Umbrella: Silent Night, Deadly Night 2. Gene Kelly may have danced down a wet street in the rain with an umbrella, but in this film the escaped lunatic, with Santa issues, gets to impale an umbrella through a man and then snap it open, while admonishing his victim, “naughty.”
Clothesline: Final Destination. There have been plenty of wonderful Rube Goldberg-inspired deaths in the Final Destination franchise, but poor Tod (Chad Donella) getting tangled up and strangled by a bathroom clothesline is the most pitiful.
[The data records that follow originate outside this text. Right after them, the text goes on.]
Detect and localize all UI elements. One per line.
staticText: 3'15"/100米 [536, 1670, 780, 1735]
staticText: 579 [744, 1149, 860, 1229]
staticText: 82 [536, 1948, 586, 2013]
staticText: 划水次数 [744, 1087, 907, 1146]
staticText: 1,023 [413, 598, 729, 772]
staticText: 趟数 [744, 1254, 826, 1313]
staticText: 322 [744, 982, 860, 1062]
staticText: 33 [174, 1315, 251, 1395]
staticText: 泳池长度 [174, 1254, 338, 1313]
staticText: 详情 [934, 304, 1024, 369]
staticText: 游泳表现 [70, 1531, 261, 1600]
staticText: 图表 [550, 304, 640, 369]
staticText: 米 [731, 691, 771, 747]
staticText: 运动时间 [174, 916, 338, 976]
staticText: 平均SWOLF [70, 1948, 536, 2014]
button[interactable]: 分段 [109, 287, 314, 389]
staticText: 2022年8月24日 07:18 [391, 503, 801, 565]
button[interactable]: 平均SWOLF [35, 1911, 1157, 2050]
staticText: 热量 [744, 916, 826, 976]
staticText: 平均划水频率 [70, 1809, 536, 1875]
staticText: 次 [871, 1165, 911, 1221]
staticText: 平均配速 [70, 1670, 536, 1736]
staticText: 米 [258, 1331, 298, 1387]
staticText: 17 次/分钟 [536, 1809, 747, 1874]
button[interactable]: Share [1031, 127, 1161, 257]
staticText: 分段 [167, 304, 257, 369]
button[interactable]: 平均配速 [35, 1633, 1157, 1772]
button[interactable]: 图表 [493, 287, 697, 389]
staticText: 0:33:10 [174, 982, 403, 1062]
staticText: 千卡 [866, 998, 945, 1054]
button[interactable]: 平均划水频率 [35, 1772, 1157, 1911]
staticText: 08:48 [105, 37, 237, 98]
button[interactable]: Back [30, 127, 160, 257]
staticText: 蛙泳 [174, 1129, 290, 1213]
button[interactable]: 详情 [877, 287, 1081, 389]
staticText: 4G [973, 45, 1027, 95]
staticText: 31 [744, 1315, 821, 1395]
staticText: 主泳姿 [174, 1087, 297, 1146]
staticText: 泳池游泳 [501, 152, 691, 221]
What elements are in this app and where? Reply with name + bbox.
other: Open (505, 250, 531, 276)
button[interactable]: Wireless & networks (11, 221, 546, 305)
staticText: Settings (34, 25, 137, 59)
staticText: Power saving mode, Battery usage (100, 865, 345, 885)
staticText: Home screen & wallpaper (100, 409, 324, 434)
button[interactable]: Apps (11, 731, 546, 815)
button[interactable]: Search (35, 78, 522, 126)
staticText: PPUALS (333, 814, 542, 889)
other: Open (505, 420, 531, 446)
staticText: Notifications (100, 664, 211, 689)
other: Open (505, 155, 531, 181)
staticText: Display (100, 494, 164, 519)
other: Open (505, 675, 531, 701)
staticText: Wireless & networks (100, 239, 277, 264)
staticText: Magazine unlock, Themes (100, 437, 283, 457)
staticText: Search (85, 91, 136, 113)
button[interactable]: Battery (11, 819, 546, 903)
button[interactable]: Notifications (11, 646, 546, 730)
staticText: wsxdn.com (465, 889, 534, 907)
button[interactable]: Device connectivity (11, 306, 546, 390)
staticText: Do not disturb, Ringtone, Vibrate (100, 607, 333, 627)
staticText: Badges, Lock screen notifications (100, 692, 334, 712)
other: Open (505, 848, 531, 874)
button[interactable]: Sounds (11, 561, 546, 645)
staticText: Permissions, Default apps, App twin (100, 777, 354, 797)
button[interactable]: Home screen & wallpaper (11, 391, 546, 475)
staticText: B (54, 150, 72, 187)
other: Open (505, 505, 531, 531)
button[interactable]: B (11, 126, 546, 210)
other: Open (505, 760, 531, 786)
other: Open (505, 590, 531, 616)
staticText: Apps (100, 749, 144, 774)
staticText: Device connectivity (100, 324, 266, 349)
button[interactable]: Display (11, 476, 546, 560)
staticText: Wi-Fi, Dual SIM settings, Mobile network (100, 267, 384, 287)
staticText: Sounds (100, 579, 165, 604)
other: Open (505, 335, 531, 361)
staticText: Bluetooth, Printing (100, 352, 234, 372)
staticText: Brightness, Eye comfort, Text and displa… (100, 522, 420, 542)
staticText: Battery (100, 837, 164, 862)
Incense Burner: The Confessional. British director Pete Walker’s corrosive portrait of Catholicism about a deranged priest who not only poisons communion wafers but also swings a flaming incense burner and brains another he believes should face divine justice. Known also as The House Of Mortal Sin.
Snow Blower: Ilsa, The Tigress Of Siberia. The fabulous Dyanne Thorne from the notorious Naziploitation “Ilsa” films returned as the sadistic commandant at a Gulag in the later years of Stalin. She dispenses her usual cruel justice to the prisoners- spears in heads; arm wrestling next to a chainsaw; death by Siberian tiger. Halfway through, the movie shifts to Montreal and Ilsa dispatches a spy by having her goons bury the man up to his neck in the snow and let a snow blower bloodily plow into him. The moral: don’t fuck with Ilsa. Especially during snow season.
Phone: Murder By Phone. A disgruntled phone company employee devises an ear-splitting frequency that can kill people who answer their phones. “CAN YOU FEAR ME NOW?”
I had a fabulous ” Slaycation” reading your latest. I especially enjoyed The House of Mortal Sin.
When I was a kid in catholic school I often wondered about those communion wafers.